THC: What kind of challenges did you have in depicting his story accurately and compellingly?
TK: A good part of this story is that the only source I have for it is Deo’s memory, and memory is of course a very plastic thing. I’m absolutely sure that the story is, in its entrails, basically true. I mean, I don’t remember things very well from the day before yesterday, and these are Deo’s 12-year-old memories. This was one of the reasons I wrote the book as I did, and turned to the first person after the reader has heard the bulk of the story. The more remarkable story is what happened in New York, and that I did verify.
The experience of being with Deo, watching him in the throes of memory, especially in Burundi, was spooky. It was not so much difficult for me but for him. I was taking him back to the places where it seemed as if his memories were lying in wait for him, alive as some kind of long-lived virus.
THC: “Strength in What Remains,” like “Mountains Beyond Mountains,” deals with the issue of healthcare in a developing country. What brought you back to healthcare?

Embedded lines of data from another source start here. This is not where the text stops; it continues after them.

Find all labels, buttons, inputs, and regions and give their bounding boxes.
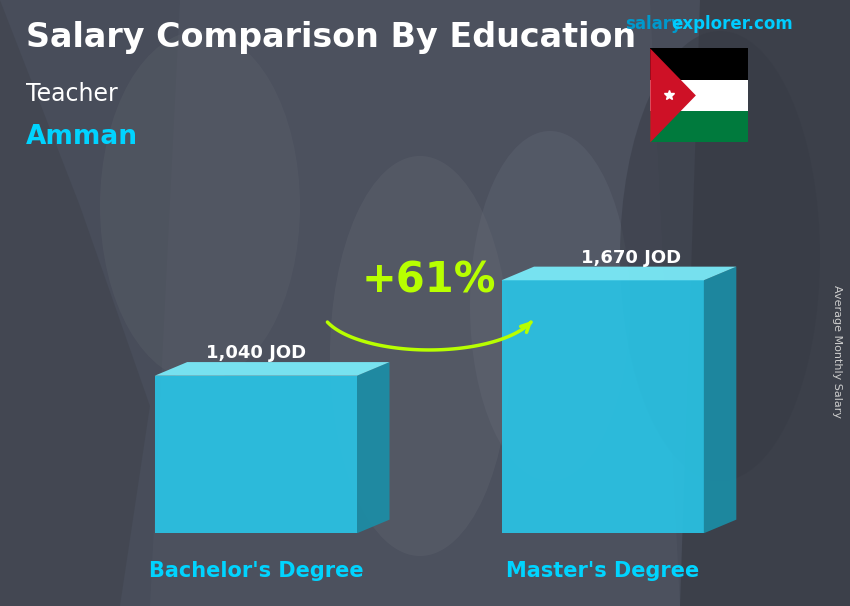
Ellipse shape xyxy=(330,156,510,556)
Text: +61%: +61% xyxy=(362,259,496,301)
Bar xyxy=(650,111,748,142)
Text: explorer.com: explorer.com xyxy=(672,15,793,33)
Text: Master's Degree: Master's Degree xyxy=(506,561,700,581)
Polygon shape xyxy=(150,0,680,606)
Text: Salary Comparison By Education: Salary Comparison By Education xyxy=(26,21,636,54)
Polygon shape xyxy=(704,267,736,533)
Polygon shape xyxy=(0,0,150,606)
Text: Teacher: Teacher xyxy=(26,82,117,106)
Ellipse shape xyxy=(100,31,300,381)
Polygon shape xyxy=(357,362,389,533)
Polygon shape xyxy=(155,362,389,376)
Polygon shape xyxy=(502,280,704,533)
Ellipse shape xyxy=(470,131,630,481)
Text: 1,670 JOD: 1,670 JOD xyxy=(581,248,682,267)
Polygon shape xyxy=(680,0,850,606)
Polygon shape xyxy=(650,48,696,142)
Text: Bachelor's Degree: Bachelor's Degree xyxy=(149,561,363,581)
Text: salary: salary xyxy=(625,15,682,33)
Bar xyxy=(650,48,748,80)
Text: Average Monthly Salary: Average Monthly Salary xyxy=(832,285,842,418)
Polygon shape xyxy=(155,376,357,533)
Polygon shape xyxy=(502,267,736,280)
Ellipse shape xyxy=(620,31,820,481)
Bar xyxy=(650,80,748,111)
Text: 1,040 JOD: 1,040 JOD xyxy=(206,344,306,362)
Text: Amman: Amman xyxy=(26,124,138,150)
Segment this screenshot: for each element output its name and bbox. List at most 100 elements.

TK: I don’t really think in terms of themes; I usually meet someone who interests me. I think of myself as a storyteller, not as a writer of big ideas. You are drawn into Deo’s world. And that world is the world of international health affairs. I think there’s some ridiculous ideas out there that journalists shouldn’t be moved by what they see; there’s a certain built-in detachment to the job itself, but I was moved by what I saw in Haiti, and similarly moved by what Deo has done to create Village Health Works.

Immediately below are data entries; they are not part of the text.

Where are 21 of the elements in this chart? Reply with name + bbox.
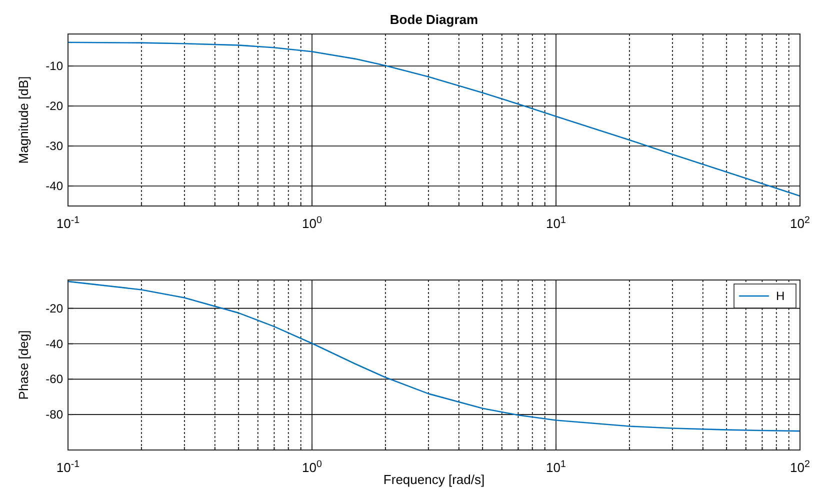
- y-axis-title: Phase [deg]: [16, 330, 31, 400]
- x-tick-label: 10$^{-1}$: [56, 458, 80, 475]
- x-tick-label: 10$^{2}$: [790, 458, 810, 475]
- x-tick-label: 10$^{0}$: [302, 458, 323, 475]
- y-tick-label: -40: [46, 336, 64, 351]
- y-tick-label: -60: [46, 372, 64, 386]
- y-tick-label: -10: [46, 59, 64, 73]
- legend-label: H: [776, 289, 785, 303]
- chart-title: Bode Diagram: [390, 12, 478, 27]
- x-tick-label: 10$^{1}$: [546, 214, 566, 231]
- x-tick-label: 10$^{2}$: [790, 214, 810, 231]
- y-tick-label: -20: [46, 99, 64, 113]
- y-axis-title: Magnitude [dB]: [16, 76, 31, 164]
- y-tick-label: -30: [46, 139, 64, 153]
- x-tick-label: 10$^{1}$: [546, 458, 566, 475]
- y-tick-label: -20: [46, 301, 64, 316]
- x-tick-label: 10$^{0}$: [302, 214, 323, 231]
- y-tick-label: -80: [46, 408, 64, 422]
- x-tick-label: 10$^{-1}$: [56, 214, 80, 231]
- y-tick-label: -40: [46, 179, 64, 193]
- x-axis-title: Frequency [rad/s]: [383, 472, 485, 487]
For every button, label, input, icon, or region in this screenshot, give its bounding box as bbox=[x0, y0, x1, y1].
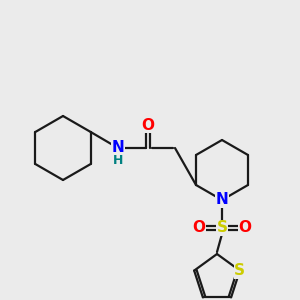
Text: S: S bbox=[217, 220, 227, 236]
Text: S: S bbox=[234, 263, 245, 278]
Text: N: N bbox=[216, 193, 228, 208]
Text: H: H bbox=[113, 154, 123, 166]
Text: O: O bbox=[193, 220, 206, 236]
Text: O: O bbox=[142, 118, 154, 133]
Text: N: N bbox=[112, 140, 124, 155]
Text: O: O bbox=[238, 220, 251, 236]
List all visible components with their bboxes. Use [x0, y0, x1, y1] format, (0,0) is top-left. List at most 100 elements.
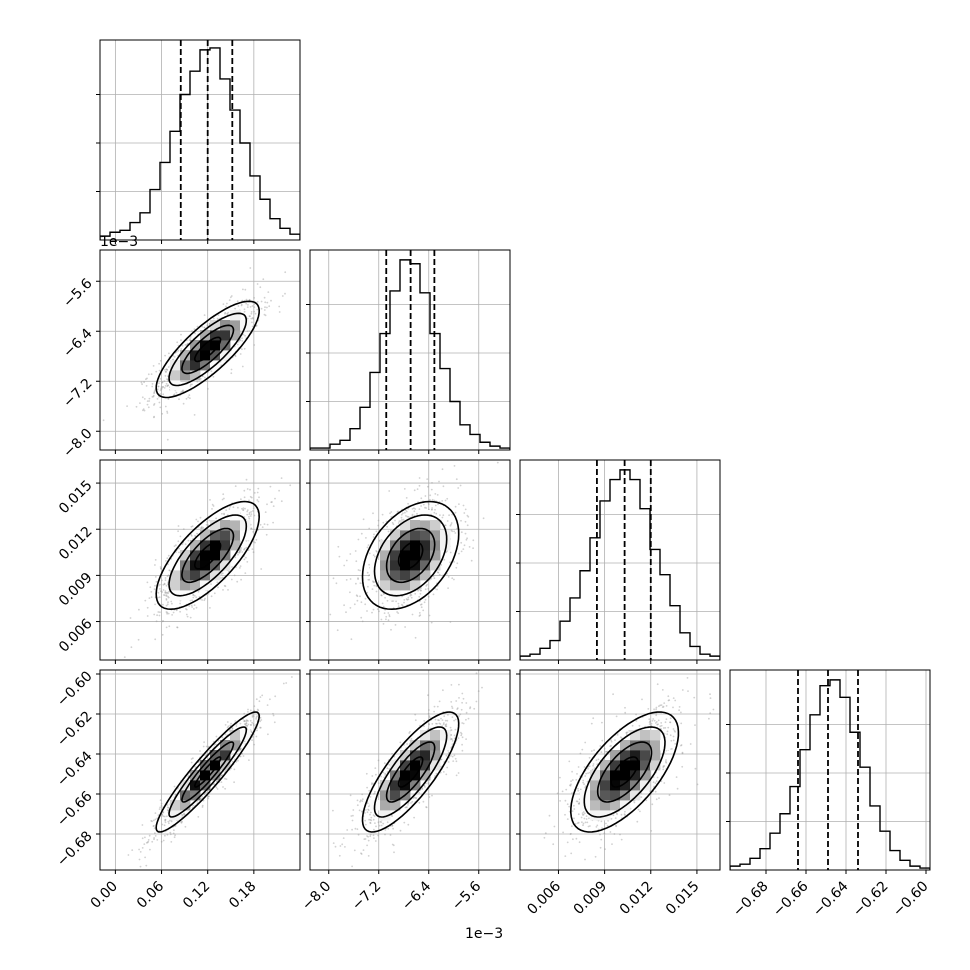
sample-point: [205, 523, 208, 526]
sample-point: [167, 612, 170, 615]
sample-point: [376, 550, 378, 553]
sample-point: [227, 311, 230, 314]
sample-point: [349, 794, 352, 797]
sample-point: [255, 735, 258, 738]
sample-point: [243, 308, 246, 311]
sample-point: [185, 613, 188, 616]
sample-point: [635, 713, 637, 716]
sample-point: [164, 594, 166, 597]
density-cell: [200, 770, 211, 781]
sample-point: [416, 512, 418, 515]
sample-point: [599, 745, 602, 747]
sample-point: [126, 405, 128, 407]
sample-point: [460, 708, 463, 711]
sample-point: [568, 805, 571, 808]
sample-point: [655, 708, 657, 711]
sample-point: [208, 519, 211, 522]
sample-point: [239, 565, 242, 567]
sample-point: [458, 552, 460, 555]
sample-point: [356, 828, 359, 831]
density-cell: [230, 530, 241, 541]
sample-point: [410, 802, 412, 804]
sample-point: [423, 720, 426, 722]
sample-point: [579, 788, 582, 791]
sample-point: [157, 611, 160, 613]
sample-point: [162, 589, 165, 591]
sample-point: [207, 795, 210, 798]
sample-point: [373, 533, 375, 536]
sample-point: [154, 818, 157, 821]
sample-point: [427, 782, 430, 785]
sample-point: [588, 817, 590, 820]
density-cell: [390, 540, 401, 551]
sample-point: [601, 827, 603, 829]
contour-3: [155, 500, 261, 611]
sample-point: [423, 601, 426, 604]
density-cell: [410, 520, 421, 531]
sample-point: [664, 721, 667, 724]
sample-point: [167, 384, 170, 387]
density-cell: [400, 570, 411, 581]
sample-point: [380, 594, 383, 597]
sample-point: [461, 749, 464, 752]
sample-point: [367, 574, 370, 577]
sample-point: [230, 368, 233, 371]
sample-point: [354, 550, 357, 552]
sample-point: [709, 693, 711, 696]
x-tick-label-3-3: −0.62: [850, 878, 892, 920]
sample-point: [154, 832, 156, 835]
sample-point: [254, 541, 256, 544]
sample-point: [269, 698, 271, 701]
sample-point: [253, 705, 256, 708]
sample-point: [446, 766, 449, 769]
sample-point: [137, 638, 140, 641]
sample-point: [223, 497, 225, 500]
sample-point: [368, 818, 370, 821]
density-cell: [410, 750, 421, 761]
sample-point: [650, 722, 653, 725]
sample-point: [166, 557, 169, 560]
sample-point: [131, 849, 134, 851]
sample-point: [146, 377, 148, 380]
sample-point: [255, 538, 258, 541]
sample-point: [616, 813, 618, 816]
sample-point: [167, 596, 170, 599]
sample-point: [172, 611, 175, 614]
sample-point: [435, 772, 438, 775]
density-cell: [220, 340, 231, 351]
sample-point: [570, 783, 572, 786]
sample-point: [604, 750, 607, 753]
sample-point: [408, 732, 411, 734]
sample-point: [210, 595, 213, 598]
density-cell: [410, 580, 421, 591]
sample-point: [668, 794, 671, 796]
sample-point: [443, 722, 445, 724]
sample-point: [215, 735, 218, 738]
sample-point: [178, 547, 181, 550]
sample-point: [367, 809, 370, 811]
density-cell: [200, 330, 211, 341]
contour-2: [373, 514, 448, 597]
sample-point: [428, 716, 431, 719]
density-cell: [410, 550, 421, 561]
sample-point: [355, 582, 357, 585]
density-cell: [190, 580, 201, 591]
sample-point: [454, 532, 457, 534]
density-cell: [590, 810, 601, 821]
sample-point: [659, 704, 662, 707]
sample-point: [392, 523, 395, 526]
sample-point: [143, 843, 146, 845]
sample-point: [645, 799, 648, 802]
sample-point: [386, 767, 389, 770]
sample-point: [181, 814, 183, 816]
sample-point: [148, 834, 151, 837]
sample-point: [367, 585, 369, 588]
sample-point: [426, 583, 428, 586]
sample-point: [191, 330, 193, 333]
sample-point: [362, 518, 365, 521]
sample-point: [419, 614, 422, 617]
sample-point: [241, 551, 244, 553]
sample-point: [157, 584, 160, 587]
sample-point: [175, 544, 177, 547]
sample-point: [173, 356, 176, 358]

THC: Tell us a little about Village Health Works.
TK: It is a sister organization to Partners in Health [which Paul Farmer founded]. Deo, for the longest time, was their fundraiser, and he did an amazing job; he gathered friends and family from America and Burundi to rally for a public health effort that is by no means complete. They saw 28,000 different patients in their first year of operations, most of whom they treated for free. It has enormous support from the people in the area, has cleaned up water supplies, and tries to work on all the biggest health problems there. Now, it’s really turned its attention to women’s health, which along with clean water is probably the most important thing in developing countries. And who knows, Obama, in Ghana, was talking about African-American cooperation and mutual responsibility. Foreign aid is usually done in such a way that most of the money never gets to the people who need it, but here’s an example of what needs to be done. I think it’s an instrument of peace.
THC: You graduated from Harvard in 1967, with a B.A. in English. What did you imagine yourself doing at the time? What most surprises you when you look back on your trajectory?

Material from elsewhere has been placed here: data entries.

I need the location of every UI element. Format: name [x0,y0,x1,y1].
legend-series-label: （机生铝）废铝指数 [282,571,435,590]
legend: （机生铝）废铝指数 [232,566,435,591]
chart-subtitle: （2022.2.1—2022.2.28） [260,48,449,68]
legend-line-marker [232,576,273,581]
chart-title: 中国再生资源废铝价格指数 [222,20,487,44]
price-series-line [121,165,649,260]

TK: I wanted to be a writer—either Ernest Hemingway or F. Scott Fitzgerald, but I made a pretty stupid mistake and went into the army and into Vietnam. Fortunately it didn’t turn out too badly for me. The way it turned out, it surprises me that it’s worked and that I’ve been able to write for a living. And I feel that although my experience at Harvard was mixed, I’m grateful to two professors: Robert Fitzgerald and David Riggs. What I learned from them in the most general sense is to love literature.
THC: Where do you think you’ll go from here?
TK: Often the hardest thing for me is figuring out what to do next. I think I’m coming back to America. There’s so much insanity out there. It’s interesting to see what will happen next.
Tracy Kidder will be presenting his new book at the Brattle Theatre on Tuesday evening.